In questa città esiste anche un curioso piccolo mondo che ruota attorno al business editoriale, cui Vincent va a parare dopo aver trovato una lettera di sua madre con il nome di Oscar Pormenor (Mathieu Amalric). Suo padre, freddo e odioso, è il grande guru di questo mondo, dove Vincent conosce anche la pittoresca critica Violette (Maria de Medeiros) e il fratello del primo, Giuseppe (Fabrizio Rongione), che avrà sulla sua vita un impatto inaspettato.

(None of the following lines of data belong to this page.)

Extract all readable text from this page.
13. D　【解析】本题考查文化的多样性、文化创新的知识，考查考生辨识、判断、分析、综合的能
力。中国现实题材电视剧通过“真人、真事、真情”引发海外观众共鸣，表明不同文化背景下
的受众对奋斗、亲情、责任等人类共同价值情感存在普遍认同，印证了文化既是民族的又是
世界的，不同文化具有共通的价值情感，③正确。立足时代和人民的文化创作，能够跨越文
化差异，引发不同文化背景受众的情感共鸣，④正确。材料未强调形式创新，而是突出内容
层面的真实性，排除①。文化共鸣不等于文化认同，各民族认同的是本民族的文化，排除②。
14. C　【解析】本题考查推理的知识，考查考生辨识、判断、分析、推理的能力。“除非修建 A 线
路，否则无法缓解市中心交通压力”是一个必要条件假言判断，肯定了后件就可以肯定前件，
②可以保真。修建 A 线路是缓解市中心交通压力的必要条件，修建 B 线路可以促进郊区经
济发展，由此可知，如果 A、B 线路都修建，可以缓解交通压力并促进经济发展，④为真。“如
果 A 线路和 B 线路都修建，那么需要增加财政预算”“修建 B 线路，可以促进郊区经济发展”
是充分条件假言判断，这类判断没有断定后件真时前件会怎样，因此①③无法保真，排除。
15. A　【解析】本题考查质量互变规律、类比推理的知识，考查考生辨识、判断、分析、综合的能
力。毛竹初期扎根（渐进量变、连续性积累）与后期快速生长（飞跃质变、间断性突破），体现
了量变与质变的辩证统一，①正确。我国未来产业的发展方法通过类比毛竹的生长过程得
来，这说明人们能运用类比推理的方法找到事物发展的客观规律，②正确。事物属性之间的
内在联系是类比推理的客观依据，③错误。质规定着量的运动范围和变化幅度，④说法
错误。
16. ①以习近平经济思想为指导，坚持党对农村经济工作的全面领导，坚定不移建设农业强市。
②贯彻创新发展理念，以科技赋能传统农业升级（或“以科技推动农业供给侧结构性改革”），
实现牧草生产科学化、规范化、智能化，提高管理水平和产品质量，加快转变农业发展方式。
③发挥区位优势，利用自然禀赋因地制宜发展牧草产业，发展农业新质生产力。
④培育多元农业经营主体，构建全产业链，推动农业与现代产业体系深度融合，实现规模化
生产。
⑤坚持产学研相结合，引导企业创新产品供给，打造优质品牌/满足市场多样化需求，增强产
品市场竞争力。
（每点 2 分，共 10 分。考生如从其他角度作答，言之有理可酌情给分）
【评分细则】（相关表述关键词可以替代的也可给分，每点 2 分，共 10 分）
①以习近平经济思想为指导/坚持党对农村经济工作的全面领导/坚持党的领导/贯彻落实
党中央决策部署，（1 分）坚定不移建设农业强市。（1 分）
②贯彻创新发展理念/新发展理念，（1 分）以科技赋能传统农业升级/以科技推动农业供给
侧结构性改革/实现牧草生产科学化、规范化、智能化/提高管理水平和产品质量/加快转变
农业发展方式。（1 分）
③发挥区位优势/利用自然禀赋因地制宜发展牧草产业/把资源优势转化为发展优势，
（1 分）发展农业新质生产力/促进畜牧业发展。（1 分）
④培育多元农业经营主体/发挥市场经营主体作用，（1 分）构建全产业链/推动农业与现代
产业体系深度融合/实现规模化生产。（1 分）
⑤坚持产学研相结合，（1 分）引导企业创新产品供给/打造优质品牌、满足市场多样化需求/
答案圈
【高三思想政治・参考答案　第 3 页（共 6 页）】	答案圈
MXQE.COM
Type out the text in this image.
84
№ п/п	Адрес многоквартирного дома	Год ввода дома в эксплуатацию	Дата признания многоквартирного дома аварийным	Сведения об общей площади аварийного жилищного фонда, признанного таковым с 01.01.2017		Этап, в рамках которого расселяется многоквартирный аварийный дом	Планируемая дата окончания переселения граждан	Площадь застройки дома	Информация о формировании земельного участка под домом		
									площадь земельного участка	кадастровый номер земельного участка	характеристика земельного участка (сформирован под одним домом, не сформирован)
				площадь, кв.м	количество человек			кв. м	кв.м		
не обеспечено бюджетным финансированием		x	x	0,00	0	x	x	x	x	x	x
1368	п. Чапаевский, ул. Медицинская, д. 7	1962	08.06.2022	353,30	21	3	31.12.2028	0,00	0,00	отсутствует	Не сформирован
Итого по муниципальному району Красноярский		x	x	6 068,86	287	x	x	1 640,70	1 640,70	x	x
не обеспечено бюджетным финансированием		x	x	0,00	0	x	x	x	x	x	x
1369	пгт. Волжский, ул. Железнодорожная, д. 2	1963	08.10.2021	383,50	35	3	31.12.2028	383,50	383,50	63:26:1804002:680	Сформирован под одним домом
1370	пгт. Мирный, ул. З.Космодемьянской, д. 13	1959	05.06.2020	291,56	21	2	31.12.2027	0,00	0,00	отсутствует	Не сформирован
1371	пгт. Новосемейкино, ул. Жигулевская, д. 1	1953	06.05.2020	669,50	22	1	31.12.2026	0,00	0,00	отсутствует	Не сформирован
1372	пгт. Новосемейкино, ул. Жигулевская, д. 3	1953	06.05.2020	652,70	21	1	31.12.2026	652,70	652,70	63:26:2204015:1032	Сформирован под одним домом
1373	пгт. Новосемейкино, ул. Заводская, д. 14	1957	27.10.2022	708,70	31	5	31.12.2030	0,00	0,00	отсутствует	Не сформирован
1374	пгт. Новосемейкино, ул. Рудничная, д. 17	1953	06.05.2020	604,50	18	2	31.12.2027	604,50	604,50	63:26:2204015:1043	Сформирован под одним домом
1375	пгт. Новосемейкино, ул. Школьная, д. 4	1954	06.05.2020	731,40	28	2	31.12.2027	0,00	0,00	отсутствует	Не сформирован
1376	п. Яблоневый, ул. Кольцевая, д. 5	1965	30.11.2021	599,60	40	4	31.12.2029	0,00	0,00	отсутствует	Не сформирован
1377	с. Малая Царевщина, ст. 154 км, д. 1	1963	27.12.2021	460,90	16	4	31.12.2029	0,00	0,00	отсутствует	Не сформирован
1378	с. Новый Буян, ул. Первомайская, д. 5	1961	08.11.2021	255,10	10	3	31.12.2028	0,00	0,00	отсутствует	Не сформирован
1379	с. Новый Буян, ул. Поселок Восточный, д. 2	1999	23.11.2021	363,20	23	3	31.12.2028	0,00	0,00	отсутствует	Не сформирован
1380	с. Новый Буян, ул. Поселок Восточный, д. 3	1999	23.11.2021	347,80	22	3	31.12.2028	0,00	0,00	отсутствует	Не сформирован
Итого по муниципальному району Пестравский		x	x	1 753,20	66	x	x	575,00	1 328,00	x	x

A questo punto, siamo al quarto capitolo del film, intitolato “Il carpentiere”: qui l’ombra della Natività comincia a delinearsi, quando Giuseppe conosce Maria, e suo figlio ne è il motivo principale. Come è noto, è stato per suo figlio Gesù che Giuseppe è diventato padre, e non il contrario. La paternità è un tema con cui Green si diverte, dal momento in cui l’amico di Vincent gli propone di unirsi al suo commercio di liquido seminale su internet. Gli episodi biblici di Abramo e Isacco accentuano questo aspetto, permettendo al regista francese, nato negli Stati Uniti, di firmare scene sublimi come quella del legame speciale tra padre e figlio durante il concerto di musica barocca. Il dramma familiare che fa da sfondo al film sfuma in un tono più disteso che culmina con l’arrivo alla festa di Oscar in Normandia, nel più puro stile screwball, e nell’inserimento di un asino in questa Sacra Famiglia. E’ questo umorismo irriverente, intellettualizzato e assurdo, pieno di allegorie e significati, che Green finisce per far prevalere, come sulle orme recenti di un altro autore francese molto filosofico, Bruno Dumont, fino a ottenere un risultato tanto ricco quanto unico.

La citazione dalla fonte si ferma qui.